Se quedó absorto en algo que había por detrás de la inspectora y suspiró como si se sintiera incomprendido.
—Se creía alguien cada vez que desfilaba por la entrada. Ella era muy simpática, hablábamos por encima del seto de vez en cuando. Antes de lo de mi enfermedad.
—¿A qué se dedicaba?
—Era ama de casa, le sacaba brillo a los botones del uniforme del marido. Y bebía, la oía tirar las botellas al garaje. Eso estropea la piel, la hace poco natural, pero, al fin y al cabo, ¿qué queda de natural en esta realidad semisintética en la que nos movemos? Un paisaje infestado de pvc, domesticado. Santo Dios, si hoy en día es menos ácida la coca-cola que la lluvia, y eso que…
—¿Y la hija? —le interrumpió.
Él se encogió de hombros.
—Una niña callada, nunca la vi jugar con los demás críos de la calle. Solía quedarme a verla trastear por el jardín. Como ve, tengo buenas vistas. Una vez…

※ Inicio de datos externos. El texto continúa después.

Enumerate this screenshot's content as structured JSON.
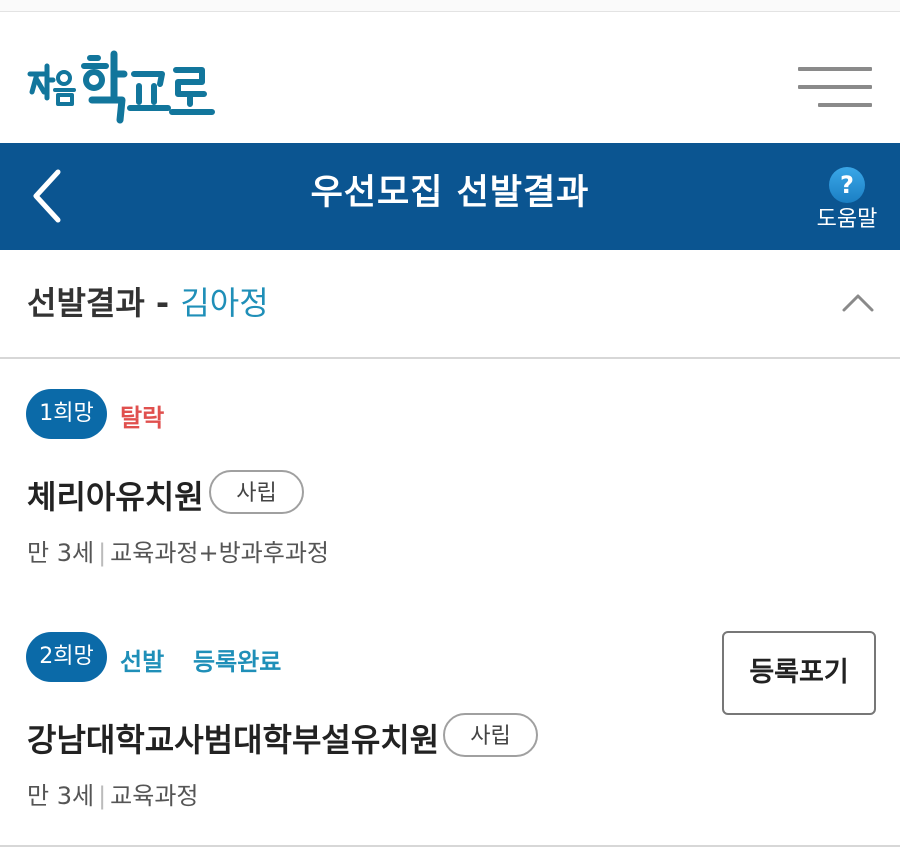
{
  "header": {
    "logo_text": "처음학교로",
    "menu_icon": "hamburger-menu-icon"
  },
  "navbar": {
    "back_icon": "chevron-left-icon",
    "title": "우선모집 선발결과",
    "help_icon_glyph": "?",
    "help_label": "도움말"
  },
  "section": {
    "title": "선발결과",
    "dash": "-",
    "applicant_name": "김아정",
    "collapse_icon": "chevron-up-icon"
  },
  "results": [
    {
      "rank_label": "1희망",
      "status": "탈락",
      "status_color": "#e0504e",
      "name": "체리아유치원",
      "type": "사립",
      "age": "만 3세",
      "course": "교육과정+방과후과정"
    },
    {
      "rank_label": "2희망",
      "status": "선발",
      "sub_status": "등록완료",
      "status_color": "#1f8fb8",
      "name": "강남대학교사범대학부설유치원",
      "type": "사립",
      "age": "만 3세",
      "course": "교육과정",
      "action_label": "등록포기"
    }
  ],
  "colors": {
    "navbar": "#0b5591",
    "badge": "#0b6aa8",
    "accent": "#1f8fb8",
    "fail": "#e0504e"
  }
}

De pronto se puso triste y, por un momento, Lisa creyó que sentía compasión de la pequeña, pero después continuó:
—Un día chocó un mirlo contra los ventanales de su fachada y se quedó tirado en la terraza, agonizando. La niña lo miraba, cómo decirlo… fascinada. Después lo enterró en la arena donde solía jugar.
—¿Y?
—Al cabo de una semana volvió a desenterrarlo, le arrancó las plumas y lo llevó de acá para allá todo el día. Al final la vi tirarlo en el suelo del salón. Bueno, eso creo, porque se oyeron unos gritos horribles de la madre. Supongo que estaría repleto de gusanos.
Le miró, incómoda, y se encogió en la cazadora.

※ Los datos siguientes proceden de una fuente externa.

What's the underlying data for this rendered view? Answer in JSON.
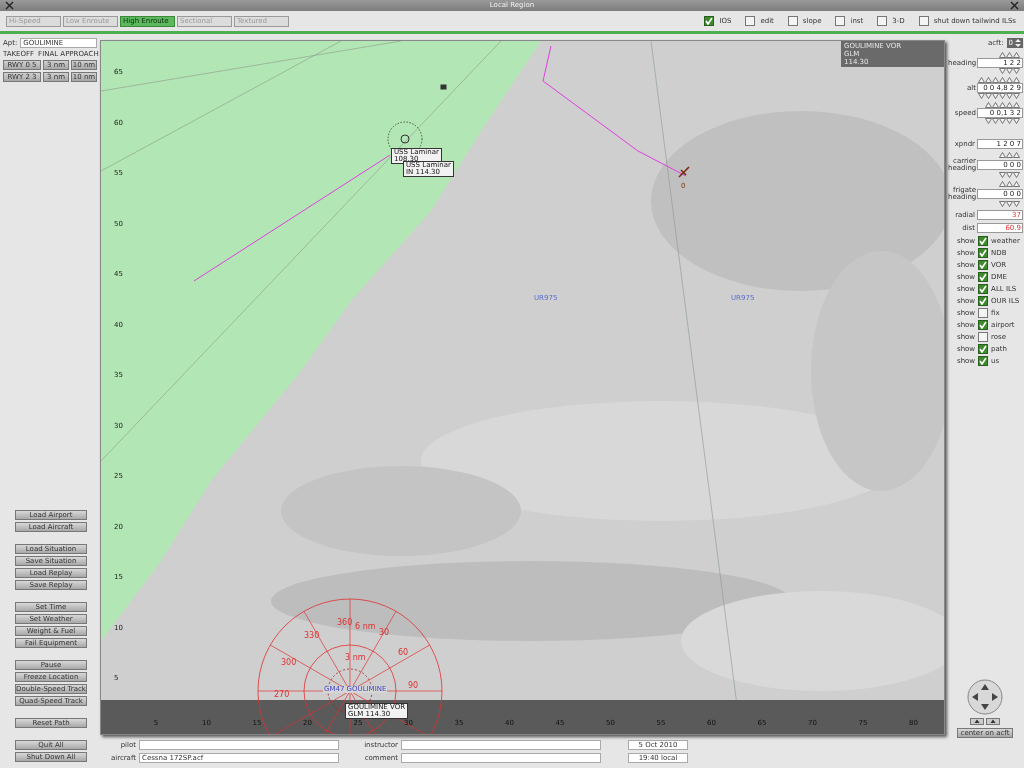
{
  "window": {
    "title": "Local Region"
  },
  "tabs": [
    {
      "label": "Hi-Speed",
      "selected": false
    },
    {
      "label": "Low Enroute",
      "selected": false
    },
    {
      "label": "High Enroute",
      "selected": true
    },
    {
      "label": "Sectional",
      "selected": false
    },
    {
      "label": "Textured",
      "selected": false
    }
  ],
  "options": [
    {
      "label": "IOS",
      "checked": true
    },
    {
      "label": "edit",
      "checked": false
    },
    {
      "label": "slope",
      "checked": false
    },
    {
      "label": "inst",
      "checked": false
    },
    {
      "label": "3-D",
      "checked": false
    },
    {
      "label": "shut down tailwind ILSs",
      "checked": false
    }
  ],
  "airport": {
    "label": "Apt:",
    "value": "GOULIMINE"
  },
  "runway_headers": [
    "TAKEOFF",
    "FINAL APPROACH"
  ],
  "runways": [
    {
      "name": "RWY 0 5",
      "short": "3 nm",
      "long": "10 nm"
    },
    {
      "name": "RWY 2 3",
      "short": "3 nm",
      "long": "10 nm"
    }
  ],
  "button_groups": [
    [
      "Load Airport",
      "Load Aircraft"
    ],
    [
      "Load Situation",
      "Save Situation",
      "Load Replay",
      "Save Replay"
    ],
    [
      "Set Time",
      "Set Weather",
      "Weight & Fuel",
      "Fail Equipment"
    ],
    [
      "Pause",
      "Freeze Location",
      "Double-Speed Track",
      "Quad-Speed Track"
    ],
    [
      "Reset Path"
    ],
    [
      "Quit All",
      "Shut Down All"
    ]
  ],
  "map": {
    "y_ticks": [
      "65",
      "60",
      "55",
      "50",
      "45",
      "40",
      "35",
      "30",
      "25",
      "20",
      "15",
      "10",
      "5"
    ],
    "x_ticks": [
      "5",
      "10",
      "15",
      "20",
      "25",
      "30",
      "35",
      "40",
      "45",
      "50",
      "55",
      "60",
      "65",
      "70",
      "75",
      "80"
    ],
    "labels": [
      {
        "kind": "info",
        "lines": [
          "GOULIMINE VOR",
          "GLM",
          "114.30"
        ]
      },
      {
        "kind": "tag",
        "lines": [
          "USS Laminar",
          "108.30"
        ]
      },
      {
        "kind": "tag",
        "lines": [
          "USS Laminar",
          "IN 114.30"
        ]
      },
      {
        "kind": "airway",
        "lines": [
          "UR975"
        ]
      },
      {
        "kind": "airway",
        "lines": [
          "UR975"
        ]
      },
      {
        "kind": "aircraft",
        "lines": [
          "0"
        ]
      },
      {
        "kind": "rose",
        "lines": [
          "360"
        ]
      },
      {
        "kind": "rose",
        "lines": [
          "6 nm"
        ]
      },
      {
        "kind": "rose",
        "lines": [
          "30"
        ]
      },
      {
        "kind": "rose",
        "lines": [
          "330"
        ]
      },
      {
        "kind": "rose",
        "lines": [
          "60"
        ]
      },
      {
        "kind": "rose",
        "lines": [
          "3 nm"
        ]
      },
      {
        "kind": "rose",
        "lines": [
          "300"
        ]
      },
      {
        "kind": "rose",
        "lines": [
          "90"
        ]
      },
      {
        "kind": "rose",
        "lines": [
          "270"
        ]
      },
      {
        "kind": "airport",
        "lines": [
          "GM47 GOULIMINE"
        ]
      },
      {
        "kind": "tag",
        "lines": [
          "GOULIMINE VOR",
          "GLM 114.30"
        ]
      }
    ]
  },
  "aircraft_select": {
    "label": "acft:",
    "value": "0"
  },
  "controls": [
    {
      "kind": "spin",
      "label": "heading",
      "value": "1 2 2"
    },
    {
      "kind": "spin",
      "label": "alt",
      "value": "0 0 4,8 2 9"
    },
    {
      "kind": "spin",
      "label": "speed",
      "value": "0 0,1 3 2"
    },
    {
      "kind": "field",
      "label": "xpndr",
      "value": "1 2 0 7"
    },
    {
      "kind": "spin",
      "label": "carrier heading",
      "value": "0 0 0"
    },
    {
      "kind": "spin",
      "label": "frigate heading",
      "value": "0 0 0"
    },
    {
      "kind": "reading",
      "label": "radial",
      "value": "37"
    },
    {
      "kind": "reading",
      "label": "dist",
      "value": "60.9"
    }
  ],
  "layers": [
    {
      "prefix": "show",
      "label": "weather",
      "checked": true
    },
    {
      "prefix": "show",
      "label": "NDB",
      "checked": true
    },
    {
      "prefix": "show",
      "label": "VOR",
      "checked": true
    },
    {
      "prefix": "show",
      "label": "DME",
      "checked": true
    },
    {
      "prefix": "show",
      "label": "ALL ILS",
      "checked": true
    },
    {
      "prefix": "show",
      "label": "OUR ILS",
      "checked": true
    },
    {
      "prefix": "show",
      "label": "fix",
      "checked": false
    },
    {
      "prefix": "show",
      "label": "airport",
      "checked": true
    },
    {
      "prefix": "show",
      "label": "rose",
      "checked": false
    },
    {
      "prefix": "show",
      "label": "path",
      "checked": true
    },
    {
      "prefix": "show",
      "label": "us",
      "checked": true
    }
  ],
  "center_button": "center on acft",
  "footer": {
    "pilot": {
      "label": "pilot"
    },
    "instructor": {
      "label": "instructor"
    },
    "date": "5 Oct 2010",
    "aircraft": {
      "label": "aircraft",
      "value": "Cessna 172SP.acf"
    },
    "comment": {
      "label": "comment"
    },
    "time": "19:40 local"
  }
}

—¿No sabrá, por casualidad, adónde se mudaron?
—No. Creo que la niña acabó con una familia de acogida cuando desapareció el padre, dijeron que se había ahogado. Tendría trece años por aquel entonces. La madre se marchó hace dos.
—¿No sabe adónde?
El hombre hizo un gesto negativo.
Lisa observó la casa amarilla. Parecía tranquila, como si allí no viviera nadie o llevara vacía mucho tiempo. La publicidad desbordaba del buzón de la pared y las persianas de la cocina estaban a medio bajar. El tiempo se había detenido y bien pudiera haber sido un húmedo día de octubre de mediados de los ochenta.
—Es posible que conserve en algún sitio un papel con una dirección —dijo el hombre—, no sé por qué me lo daría. Seguramente estará en el secreter, pero nunca entro en esa habitación, me dan miedo las serpientes.
—A mí no —le aseguró Jacob—. Indíqueme dónde está y yo lo buscaré.
—Un buen día llegará el fin del mundo y ya no habrá más serpientes.